Il termina ses explications, en sommes, on choisissait ses ennemis, s'ils étaient redoutables ou simple, nombreux ou non, s'il fallait ajouter des difficultés supplémentaires comme des obstacles, puis choisir son arme. Certaines armes citées m'étaient inconnue. "Je vois, c'est très complet et pratique." Dis-je avec un petit mouvement d’acquiescement. Je m'approchais de l'écran et entrepris de fouiller dans les options pour me familiariser avec et ne tarda pas à dénicher le menu des armes à feu. Parfait, il semblait que ce type d'armes était très utilisées par ici, comme j'en avais pu le constater quand Hydra avait attaqué. Il me serait sans doute primordial d'en comprendre au moins le mode d'action, ne serais-ce que pour m'en protéger. "Ce n'est pas trop difficile à prendre en main, assez évident en fait. Merci." Je m’avançais vers l'un des présentoirs avec diverses armes, intriguée par une constituée de deux cylindres rigides reliés par une chaîne. Comment cette chose qui ressemblait à un chapelet de saucisse pouvait être utile au combat ? Je me tournais vers Barton en l'entendant reprendre la parole.

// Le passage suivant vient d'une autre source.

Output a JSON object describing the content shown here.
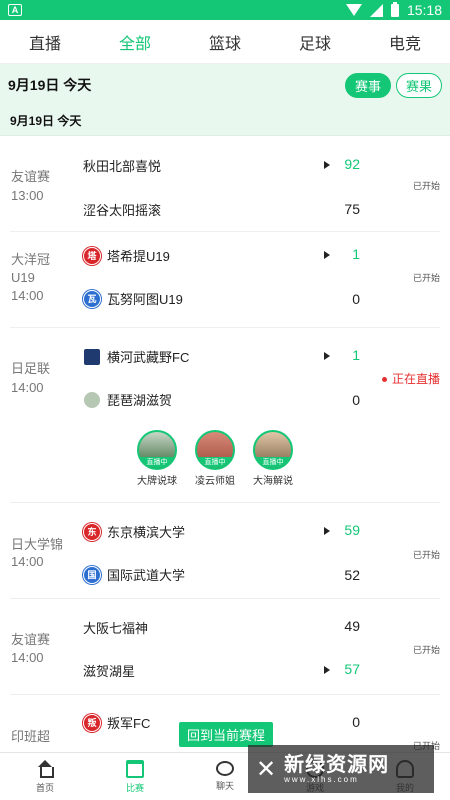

Surprise qu'il m’interroge, il semblait assez peu causant, encore moins s’intéressant aux autres. À croire que je suscitais une curiosité mettant en déroute les humains les plus indifférents, après tout j'avais même su "apprivoiser" Logan. "Je viens d'Alfheim, un monde proche d'Asgard, j'en suis l'ambassadrice. Après l'attaque de la Maison-Blanche, Thor m'a proposée de rester ici quelque temps. Avant cela, j'étais hébergée par le SHIELD, mais je crains que maintenant les conditions d'accueil aient un peu changées. Mais je suis désolée de vous prendre de votre temps. Vous devez avoir d'autres choses à faire."